All cases lead to undefined behavior and unpredictable results.

The draft C++11 standard tells us that unless stated otherwise the order of evaluations of operands are unsequenced and if the same scalar object is modified more that once by unseqeucend side effects than we have undefined behavior. It is also undefined if we need modify the object and have to compute the value of the object for another operand. This is covered in the draft C++11 standard section 1.9

Except where noted, evaluations of operands of individual operators and of subexpressions of individual expressions are unsequenced. [ Note: In an expression that is evaluated more than once during the execution of a program, unsequenced and indeterminately sequenced evaluations of its subexpressions need not be performed consistently in different evaluations. —end note ] The value computations of the operands of an operator are sequenced before the value computation of the result of the operator. If a side effect on a scalar object is unsequenced relative to either another side effect on the same scalar object or a value computation using the value of the same scalar object, the behavior is undefined.

Neither the equality operators or relational operators in sections 5.9 Relational operators and 5.10 Equality operators specify a sequencing for the operands.

clang also provides a warning for this case, it looks like by default, it should something similar to the following (see it live):

 warning: unsequenced modification and access to 'C' [-Wunsequenced]
  if( C == C++ )
      ~     ^

This is also undefined behavior in C++03 with did not use the concept of sequencing relationships but just sequence points. In the draft C++03 standard the relevant section would be Chapter 5 Expressions which says:

Except where noted, the order of evaluation of operands of individual operators and subexpressions of individual expressions, and the order in which side effects take place, is unspecified.57) Between the previous and next sequence point a scalar object shall have its stored value modified at most once by the evaluation of an expression.
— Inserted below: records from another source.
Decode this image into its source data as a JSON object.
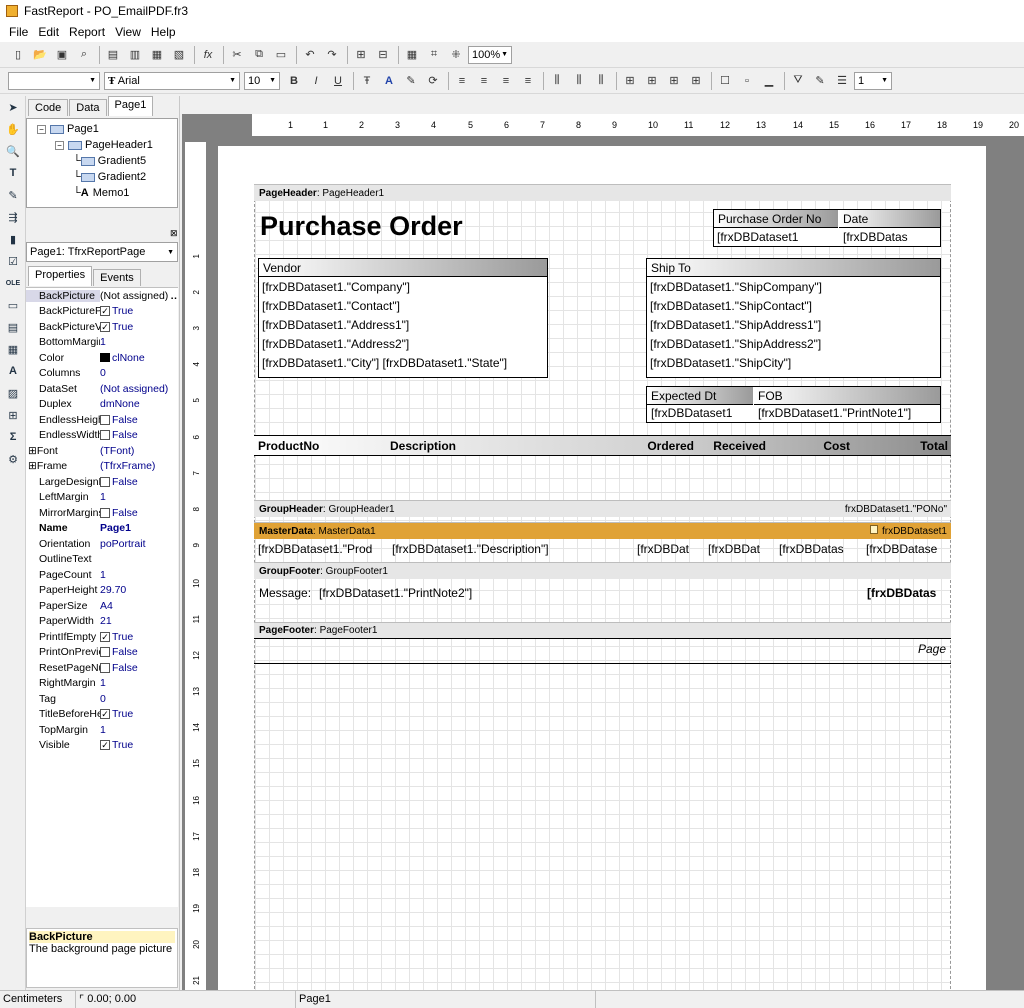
{
  "window": {
    "title": "FastReport - PO_EmailPDF.fr3"
  },
  "menu": [
    "File",
    "Edit",
    "Report",
    "View",
    "Help"
  ],
  "toolbar": {
    "zoom": "100%",
    "font": "Arial",
    "size": "10",
    "line_width": "1"
  },
  "left_tabs": [
    "Code",
    "Data",
    "Page1"
  ],
  "tree": [
    {
      "label": "Page1",
      "level": 0,
      "box": "−"
    },
    {
      "label": "PageHeader1",
      "level": 1,
      "box": "−"
    },
    {
      "label": "Gradient5",
      "level": 2
    },
    {
      "label": "Gradient2",
      "level": 2
    },
    {
      "label": "Memo1",
      "level": 2
    }
  ],
  "object_combo": "Page1: TfrxReportPage",
  "prop_tabs": [
    "Properties",
    "Events"
  ],
  "props": [
    {
      "name": "BackPicture",
      "value": "(Not assigned)",
      "more": true
    },
    {
      "name": "BackPicturePrintable",
      "value": "True",
      "check": true
    },
    {
      "name": "BackPictureVisible",
      "value": "True",
      "check": true
    },
    {
      "name": "BottomMargin",
      "value": "1"
    },
    {
      "name": "Color",
      "value": "clNone",
      "swatch": true
    },
    {
      "name": "Columns",
      "value": "0"
    },
    {
      "name": "DataSet",
      "value": "(Not assigned)"
    },
    {
      "name": "Duplex",
      "value": "dmNone"
    },
    {
      "name": "EndlessHeight",
      "value": "False",
      "check": false
    },
    {
      "name": "EndlessWidth",
      "value": "False",
      "check": false
    },
    {
      "name": "Font",
      "value": "(TFont)",
      "plus": true
    },
    {
      "name": "Frame",
      "value": "(TfrxFrame)",
      "plus": true
    },
    {
      "name": "LargeDesignHeight",
      "value": "False",
      "check": false
    },
    {
      "name": "LeftMargin",
      "value": "1"
    },
    {
      "name": "MirrorMargins",
      "value": "False",
      "check": false
    },
    {
      "name": "Name",
      "value": "Page1",
      "bold": true
    },
    {
      "name": "Orientation",
      "value": "poPortrait"
    },
    {
      "name": "OutlineText",
      "value": ""
    },
    {
      "name": "PageCount",
      "value": "1"
    },
    {
      "name": "PaperHeight",
      "value": "29.70"
    },
    {
      "name": "PaperSize",
      "value": "A4"
    },
    {
      "name": "PaperWidth",
      "value": "21"
    },
    {
      "name": "PrintIfEmpty",
      "value": "True",
      "check": true
    },
    {
      "name": "PrintOnPreviousPage",
      "value": "False",
      "check": false
    },
    {
      "name": "ResetPageNumbers",
      "value": "False",
      "check": false
    },
    {
      "name": "RightMargin",
      "value": "1"
    },
    {
      "name": "Tag",
      "value": "0"
    },
    {
      "name": "TitleBeforeHeader",
      "value": "True",
      "check": true
    },
    {
      "name": "TopMargin",
      "value": "1"
    },
    {
      "name": "Visible",
      "value": "True",
      "check": true
    }
  ],
  "hint": {
    "title": "BackPicture",
    "text": "The background page picture"
  },
  "status": {
    "units": "Centimeters",
    "coords": "0.00; 0.00",
    "page": "Page1"
  },
  "ruler_h": [
    "1",
    "1",
    "2",
    "3",
    "4",
    "5",
    "6",
    "7",
    "8",
    "9",
    "10",
    "11",
    "12",
    "13",
    "14",
    "15",
    "16",
    "17",
    "18",
    "19",
    "20"
  ],
  "ruler_v": [
    "1",
    "2",
    "3",
    "4",
    "5",
    "6",
    "7",
    "8",
    "9",
    "10",
    "11",
    "12",
    "13",
    "14",
    "15",
    "16",
    "17",
    "18",
    "19",
    "20",
    "21"
  ],
  "report": {
    "pageheader_band": {
      "type": "PageHeader",
      "name": "PageHeader1"
    },
    "title": "Purchase Order",
    "po_no_label": "Purchase Order No",
    "date_label": "Date",
    "po_no_value": "[frxDBDataset1",
    "date_value": "[frxDBDatas",
    "vendor_label": "Vendor",
    "vendor_lines": [
      "[frxDBDataset1.\"Company\"]",
      "[frxDBDataset1.\"Contact\"]",
      "[frxDBDataset1.\"Address1\"]",
      "[frxDBDataset1.\"Address2\"]",
      "[frxDBDataset1.\"City\"] [frxDBDataset1.\"State\"]"
    ],
    "shipto_label": "Ship To",
    "shipto_lines": [
      "[frxDBDataset1.\"ShipCompany\"]",
      "[frxDBDataset1.\"ShipContact\"]",
      "[frxDBDataset1.\"ShipAddress1\"]",
      "[frxDBDataset1.\"ShipAddress2\"]",
      "[frxDBDataset1.\"ShipCity\"]"
    ],
    "expected_label": "Expected Dt",
    "fob_label": "FOB",
    "expected_value": "[frxDBDataset1",
    "fob_value": "[frxDBDataset1.\"PrintNote1\"]",
    "columns": [
      "ProductNo",
      "Description",
      "Ordered",
      "Received",
      "Cost",
      "Total"
    ],
    "groupheader_band": {
      "type": "GroupHeader",
      "name": "GroupHeader1",
      "condition": "frxDBDataset1.\"PONo\""
    },
    "masterdata_band": {
      "type": "MasterData",
      "name": "MasterData1",
      "dataset": "frxDBDataset1"
    },
    "detail_cells": [
      "[frxDBDataset1.\"Prod",
      "[frxDBDataset1.\"Description\"]",
      "[frxDBDat",
      "[frxDBDat",
      "[frxDBDatas",
      "[frxDBDatase"
    ],
    "groupfooter_band": {
      "type": "GroupFooter",
      "name": "GroupFooter1"
    },
    "message_label": "Message:",
    "message_value": "[frxDBDataset1.\"PrintNote2\"]",
    "footer_total": "[frxDBDatas",
    "pagefooter_band": {
      "type": "PageFooter",
      "name": "PageFooter1"
    },
    "page_text": "Page"
  }
}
Furthermore, the prior value shall be accessed only to determine the value to be stored. The requirements of this paragraph shall be met for each allowable ordering of the subexpressions of a full expression; otherwise the behavior is undefined.

which is simpler to reason about since multiple modification of or a modification and use of the value of a scalar within the same sequence point is undefined behavior without having to figure out the sequencing of operations.